A) Your real name (optional, but preferred):

B) Your software design title:
      When and how long?

C) Did you have separate teams for analysis, design and programming?

D) How closely did each of these teams work with each other and with the end users?

E) Please rate the following terms based on 1) how familiar you are with the term, and 2) how important your understanding of the concept has been to your success in this field. Rate them from 1 to 5 with 1 meaning very familiar/very important, and 5 meaning not at all familiar/important. Please feel free to add any comments that you think might help me.

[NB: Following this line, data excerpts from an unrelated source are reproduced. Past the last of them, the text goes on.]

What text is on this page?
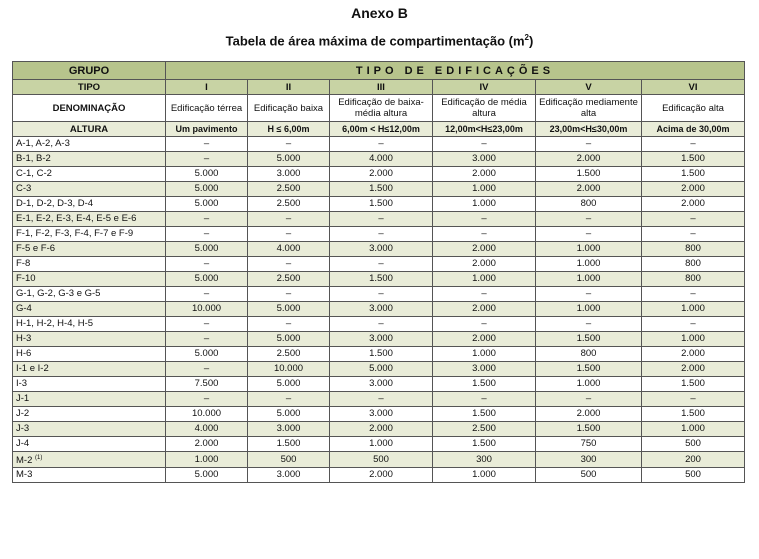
Anexo B
Tabela de área máxima de compartimentação $(m^2)$
GRUPO	TIPO DE EDIFICAÇÕES					
TIPO	I	II	III	IV	V	VI
DENOMINAÇÃO	Edificação térrea	Edificação baixa	Edificação de baixa-média altura	Edificação de média altura	Edificação mediamente alta	Edificação alta
ALTURA	Um pavimento	H ≤ 6,00m	6,00m < H≤12,00m	12,00m<H≤23,00m	23,00m<H≤30,00m	Acima de 30,00m
A-1, A-2, A-3	–	–	–	–	–	–
B-1, B-2	–	5.000	4.000	3.000	2.000	1.500
C-1, C-2	5.000	3.000	2.000	2.000	1.500	1.500
C-3	5.000	2.500	1.500	1.000	2.000	2.000
D-1, D-2, D-3, D-4	5.000	2.500	1.500	1.000	800	2.000
E-1, E-2, E-3, E-4, E-5 e E-6	–	–	–	–	–	–
F-1, F-2, F-3, F-4, F-7 e F-9	–	–	–	–	–	–
F-5 e F-6	5.000	4.000	3.000	2.000	1.000	800
F-8	–	–	–	2.000	1.000	800
F-10	5.000	2.500	1.500	1.000	1.000	800
G-1, G-2, G-3 e G-5	–	–	–	–	–	–
G-4	10.000	5.000	3.000	2.000	1.000	1.000
H-1, H-2, H-4, H-5	–	–	–	–	–	–
H-3	–	5.000	3.000	2.000	1.500	1.000
H-6	5.000	2.500	1.500	1.000	800	2.000
I-1 e I-2	–	10.000	5.000	3.000	1.500	2.000
I-3	7.500	5.000	3.000	1.500	1.000	1.500
J-1	–	–	–	–	–	–
J-2	10.000	5.000	3.000	1.500	2.000	1.500
J-3	4.000	3.000	2.000	2.500	1.500	1.000
J-4	2.000	1.500	1.000	1.500	750	500
M-2 $^{(1)}$	1.000	500	500	300	300	200
M-3	5.000	3.000	2.000	1.000	500	500
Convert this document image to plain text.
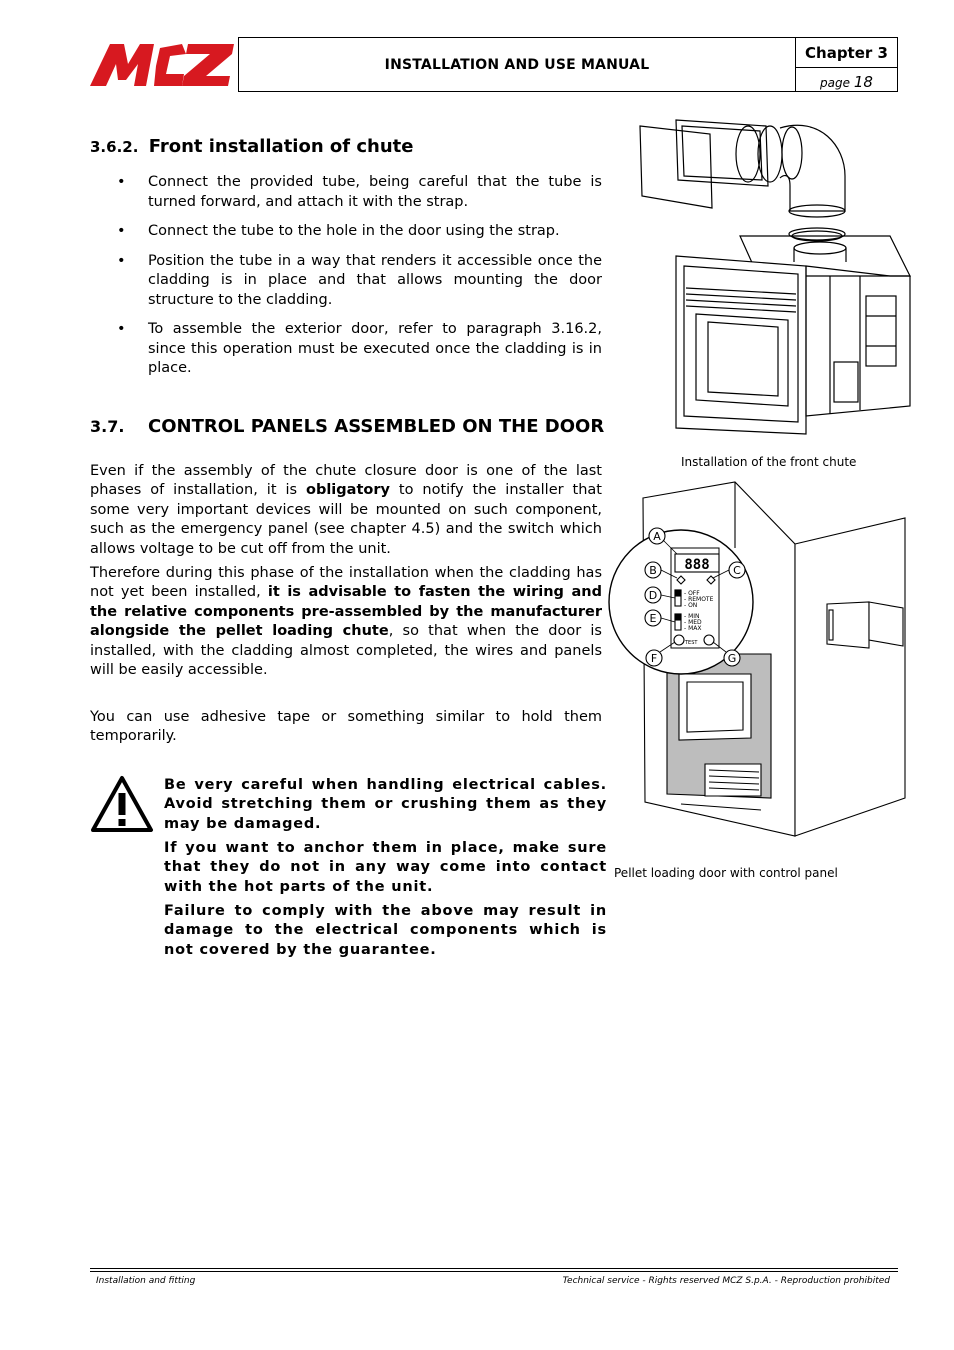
INSTALLATION AND USE MANUAL
Chapter 3
page 18
3.6.2. Front installation of chute
• Connect the provided tube, being careful that the tube is turned forward, and attach it with the strap.
• Connect the tube to the hole in the door using the strap.
• Position the tube in a way that renders it accessible once the cladding is in place and that allows mounting the door structure to the cladding.
• To assemble the exterior door, refer to paragraph 3.16.2, since this operation must be executed once the cladding is in place.
3.7. CONTROL PANELS ASSEMBLED ON THE DOOR
Even if the assembly of the chute closure door is one of the last phases of installation, it is obligatory to notify the installer that some very important devices will be mounted on such component, such as the emergency panel (see chapter 4.5) and the switch which allows voltage to be cut off from the unit.
Therefore during this phase of the installation when the cladding has not yet been installed, it is advisable to fasten the wiring and the relative components pre-assembled by the manufacturer alongside the pellet loading chute, so that when the door is installed, with the cladding almost completed, the wires and panels will be easily accessible.
You can use adhesive tape or something similar to hold them temporarily.
Be very careful when handling electrical cables. Avoid stretching them or crushing them as they may be damaged.
If you want to anchor them in place, make sure that they do not in any way come into contact with the hot parts of the unit.
Failure to comply with the above may result in damage to the electrical components which is not covered by the guarantee.
Installation of the front chute
888
- OFF
- REMOTE
- ON
- MIN
- MED
- MAX
TEST
A
B	C
D
E
F	G
Pellet loading door with control panel
Installation and fitting	Technical service - Rights reserved MCZ S.p.A. - Reproduction prohibited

1) The 'Black-Box' approach to design
2) Structure Charts
3) Module Interfaces
4) Function Specifications
5) Coupling
6) Cohesion
7) Factoring
8) Decision Splitting
9) System Shape
10) Fan-In / Fan-Out
11) Data-Flow Diagrams
12) Data Dictionary
13) Structured English
14) Decision Trees and Decision Tables
15) Entity Relationship Diagrams

(Please rate your familiarity first, and importance second so it is standard and easier to read - i.e. the answer 1, 5 means you're very familiar with the term, but it's not very important.)

If you feel more comfortable replying by e-mail, send it to jason_lewis@mailcity.com. I will post a separate question to award your points.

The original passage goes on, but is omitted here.